Tutti in carrozza: dal 12 aprile 38 itinerari sui treni storici del Friuli Venezia Giulia

Presentato il programma di quest’anno: in calendario anche percorsi dedicati ai 50 anni del terremoto in Friuli 

Il treno storico lungo la linea Sacile-Gemona (Petrussi)
Il treno storico lungo la linea Sacile-Gemona (Petrussi)

Trentotto itinerari tematici, tra cui otto novità assolute e percorsi dedicati al cinquantesimo anniversario del terremoto del Friuli.
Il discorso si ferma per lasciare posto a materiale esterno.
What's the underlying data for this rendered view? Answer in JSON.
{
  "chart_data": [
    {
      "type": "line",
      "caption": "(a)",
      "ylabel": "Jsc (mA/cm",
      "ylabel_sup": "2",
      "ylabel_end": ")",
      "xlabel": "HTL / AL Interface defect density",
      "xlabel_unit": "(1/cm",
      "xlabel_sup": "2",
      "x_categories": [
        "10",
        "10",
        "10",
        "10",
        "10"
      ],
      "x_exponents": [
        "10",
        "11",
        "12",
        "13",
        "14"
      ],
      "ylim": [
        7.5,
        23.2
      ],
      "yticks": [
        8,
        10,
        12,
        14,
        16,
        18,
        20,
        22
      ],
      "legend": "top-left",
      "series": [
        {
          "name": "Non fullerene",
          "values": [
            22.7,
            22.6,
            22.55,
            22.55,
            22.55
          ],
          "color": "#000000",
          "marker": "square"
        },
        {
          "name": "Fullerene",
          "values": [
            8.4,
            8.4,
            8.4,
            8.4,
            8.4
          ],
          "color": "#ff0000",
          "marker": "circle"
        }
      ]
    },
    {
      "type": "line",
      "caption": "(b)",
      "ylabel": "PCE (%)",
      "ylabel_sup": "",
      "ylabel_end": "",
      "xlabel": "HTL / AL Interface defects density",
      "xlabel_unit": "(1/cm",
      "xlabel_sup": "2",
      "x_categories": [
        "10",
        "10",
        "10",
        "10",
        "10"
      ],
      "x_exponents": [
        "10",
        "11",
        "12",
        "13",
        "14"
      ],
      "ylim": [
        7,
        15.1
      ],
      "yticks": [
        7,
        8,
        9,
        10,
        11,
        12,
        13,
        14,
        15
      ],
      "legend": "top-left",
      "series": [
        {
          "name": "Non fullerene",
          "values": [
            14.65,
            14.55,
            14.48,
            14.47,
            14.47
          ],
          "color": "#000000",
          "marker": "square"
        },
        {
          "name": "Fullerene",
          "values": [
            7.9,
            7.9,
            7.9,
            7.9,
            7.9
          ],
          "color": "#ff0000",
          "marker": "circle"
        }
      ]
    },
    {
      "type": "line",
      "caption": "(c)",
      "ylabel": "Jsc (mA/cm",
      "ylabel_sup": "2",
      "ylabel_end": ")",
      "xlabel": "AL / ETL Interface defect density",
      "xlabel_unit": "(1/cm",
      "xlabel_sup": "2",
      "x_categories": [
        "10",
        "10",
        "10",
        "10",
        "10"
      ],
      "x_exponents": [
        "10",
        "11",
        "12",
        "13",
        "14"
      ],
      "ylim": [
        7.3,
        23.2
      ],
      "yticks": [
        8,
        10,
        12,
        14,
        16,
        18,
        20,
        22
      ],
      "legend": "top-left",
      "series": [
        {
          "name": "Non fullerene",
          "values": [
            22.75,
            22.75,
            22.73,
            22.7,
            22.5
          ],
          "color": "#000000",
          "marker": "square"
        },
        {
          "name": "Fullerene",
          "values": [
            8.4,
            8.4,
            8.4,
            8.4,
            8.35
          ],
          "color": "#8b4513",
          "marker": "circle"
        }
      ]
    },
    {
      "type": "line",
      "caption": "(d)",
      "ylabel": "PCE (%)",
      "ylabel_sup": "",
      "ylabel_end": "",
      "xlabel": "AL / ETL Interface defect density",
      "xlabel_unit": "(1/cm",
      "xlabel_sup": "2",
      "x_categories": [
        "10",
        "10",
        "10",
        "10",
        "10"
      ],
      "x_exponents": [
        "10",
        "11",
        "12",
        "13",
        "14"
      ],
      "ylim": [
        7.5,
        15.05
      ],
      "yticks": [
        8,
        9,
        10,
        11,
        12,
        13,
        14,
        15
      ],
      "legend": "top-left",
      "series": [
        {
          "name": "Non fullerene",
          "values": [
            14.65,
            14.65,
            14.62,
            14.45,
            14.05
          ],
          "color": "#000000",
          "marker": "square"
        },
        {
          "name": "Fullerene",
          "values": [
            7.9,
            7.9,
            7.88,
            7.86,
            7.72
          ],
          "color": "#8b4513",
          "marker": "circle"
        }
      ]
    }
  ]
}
È quanto prevede il calendario 2026 dei treni storici in Friuli Venezia Giulia, presentato oggi assieme ai risultati del 2025.

Il calendario 2026 partirà domenica 12 aprile con il treno "Festa di primavera" da Trieste a Latisana, confermato dal 2025, mentre la prima corsa inedita il "treno degli alpini e della ricostruzione", sabato 2 maggio, da Treviso a Pinzano al Tagliamento. Il programma si concluderà domenica 20 dicembre con il "Treno dei castelli e dei mosaici", che quest'anno percorrerà il tragitto da Treviso a Spilimbergo (Travesio").

Tra le locomotive impiegate spicca l'iconico Etr 252 Arlecchino, simbolo dell'eccellenza industriale italiana degli anni Sessanta e utilizzato lo scorso anno in occasione dell'apertura ufficiale di Go!2025 sulle tratte da Trieste e da Venezia.

Lo storico treno ETR 252 design anni sessanta 60 Arlecchino
Lo storico treno ETR 252 design anni sessanta 60 Arlecchino

"Oltre a promuovere le bellezze locali, questi viaggi fungono da ponte culturale verso grandi eventi - ha spiegato l’assessore regionale alle Infrastrutture e Territorio Cristina Amirante - , anticipando in particolare le celebrazioni per Pordenone Capitale italiana della Cultura 2027. L'intera operazione mira a trasformare il trasporto ferroviario in uno strumento di promozione turistica coordinata, capace di coinvolgere attivamente numerosi comuni della regione".

Per quanto riguarda i dati del 2025, questi mostrano un incremento dei passeggeri del 20%, con oltre 13mila viaggiatori e un ottimo tasso di riempimento medio. Per il nuovo anno sono previsti 38 itinerari tematici, tra cui percorsi dedicati al cinquantesimo anniversario del terremoto del Friuli.

Come è stato spiegato, la valorizzazione del territorio viene perseguita attraverso itinerari tematici che collegano località d'interesse culturale e paesaggistico, supportati da un investimento di oltre 760mila euro.

"I numeri che presentiamo testimoniano il successo dell'iniziativa dei treni storici per la valorizzazione del territorio regionale – ha continuato Amirante -. Un progetto che nasce da una stretta collaborazione istituzionale tra enti ferroviari e turistici e che porteremo avanti nel 2026 con un calendario ancora più ricco, dedicando un'attenzione particolare alle aree colpite dal sisma del 1976 e bilanciando i percorsi più amati con nuove tratte inedite".